Moins de coups de pouce extérieurs et des bâtons dans les roues

Dans cette nouvelle « normalité » qui est la nôtre, à savoir le travail à distance doublé d’un relatif isolement, le tout dans un contexte de crise sanitaire mondiale, il n’est pas toujours facile de rester motivé… Chez vous, comme chez vos collègues, l’entrain pour se mettre à bosser peut venir à manquer. Tant les facteurs de motivation extrinsèques, qui justifient vos actions par un désir de récompense (des compliments, une rémunération, de la reconnaissance sociale, etc.) ou par une crainte de sanction, que les facteurs de motivation intrinsèques qui sont, quant à eux, portés par la recherche de votre satisfaction personnelle (apprendre, nourrir sa curiosité, résoudre un problème, réussir quelque chose).

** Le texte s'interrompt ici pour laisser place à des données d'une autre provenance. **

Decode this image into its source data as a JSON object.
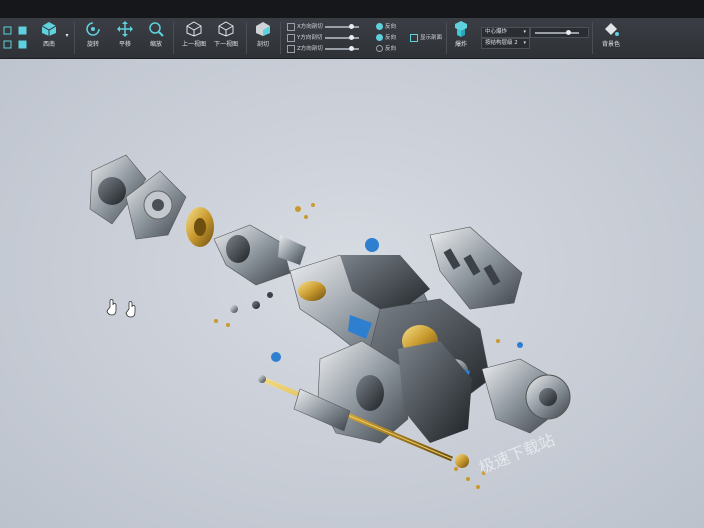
{
  "toolbar": {
    "view_button": {
      "label": "西南",
      "icon": "isometric-cube-icon"
    },
    "rotate": {
      "label": "旋转",
      "icon": "rotate-icon"
    },
    "pan": {
      "label": "平移",
      "icon": "pan-arrows-icon"
    },
    "zoom": {
      "label": "缩放",
      "icon": "magnifier-icon"
    },
    "prev_view": {
      "label": "上一视图",
      "icon": "prev-view-cube-icon"
    },
    "next_view": {
      "label": "下一视图",
      "icon": "next-view-cube-icon"
    },
    "clip": {
      "label": "剖切",
      "icon": "section-cube-icon"
    },
    "sections": [
      {
        "label": "X方向剖切",
        "reverse": "反向",
        "value": 0.75,
        "reverse_selected": true
      },
      {
        "label": "Y方向剖切",
        "reverse": "反向",
        "value": 0.75,
        "reverse_selected": true
      },
      {
        "label": "Z方向剖切",
        "reverse": "反向",
        "value": 0.75,
        "reverse_selected": false
      }
    ],
    "show_cap": "显示剖面",
    "explode": {
      "label": "爆炸",
      "icon": "explode-cube-icon"
    },
    "explode_mode": "中心爆炸",
    "explode_level": "按结构层级 2",
    "explode_value": 0.75,
    "background": {
      "label": "背景色",
      "icon": "paint-bucket-icon"
    }
  },
  "viewport": {
    "watermark": "极速下载站",
    "cursor_icons": [
      "hand-cursor-icon",
      "hand-cursor-icon"
    ]
  },
  "colors": {
    "accent": "#3ec8d8",
    "toolbar_bg": "#33373c",
    "viewport_bg": "#c9ced7",
    "metal": "#9aa3ad",
    "gold": "#c9a23c",
    "blue_part": "#2f7fd0"
  }
}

« T’es super, ne change rien »

Dans une étude menée au sein de l’université polytechnique de Valence en Espagne, la chercheuse Lourdes Canós-Darós souligne « l’importance considérable du système de récompense dans le processus de motivation ». Parmi les facteurs de motivation externes dans un cadre professionnel, elle cite la reconnaissance, le pilotage de la performance, la formation, la montée en grade, les échanges ou l’instauration d’un environnement positif. Autant de bénéfices compliqués à obtenir ou à recréer quand on travaille de chez soi. Sauf si, avec l’expérience de la pandémie, vous avez -eu le flair d’aménager un bureau, une pièce dédiée, ou transformé votre cuisine en véritable open-space. Les collègues en moins.

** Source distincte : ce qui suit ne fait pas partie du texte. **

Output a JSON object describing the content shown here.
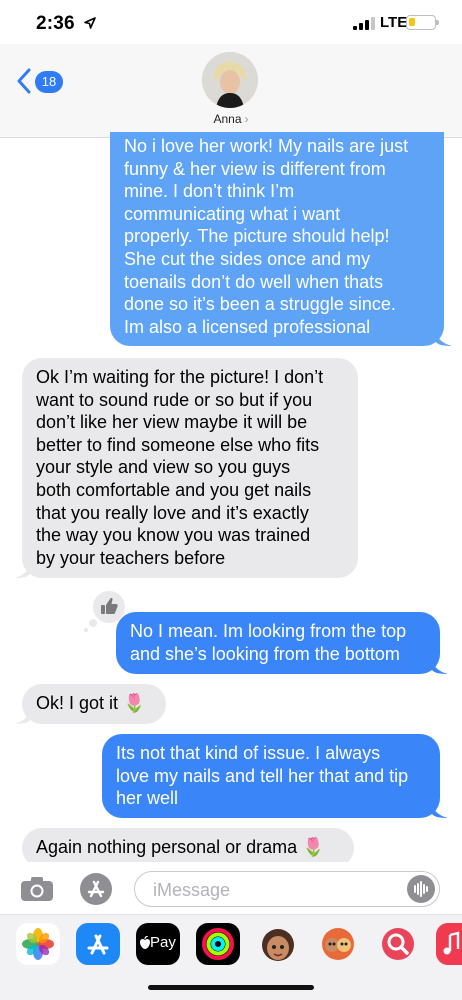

Pas facile d’avoir l’esprit d’équipe tout seul

La présence des autres est une vraie source d’énergie. Les retrouver le matin nous met généralement dans le bain et côtoyer ses collègues favorise “l’effet de contagion” : les voir prendre plaisir à faire des choses qu’on trouve rébarbatives finit par élargir notre horizon et nous fournir à nous aussi notre dose de volupté.

Andrew, commercial, connaît bien le phénomène : « Quand on est entouré, la pression du groupe s’exerce : on doit travailler. On se sent regardé, ce qui est une bonne chose à mes yeux. J’ai plein d’amis indépendants qui vont bosser dans un café pour retrouver ça, justement. À la maison, il suffit d’aller dans la cuisine nettoyer les plaques de cuisson et ça y est, le mode procrastination est enclenché ».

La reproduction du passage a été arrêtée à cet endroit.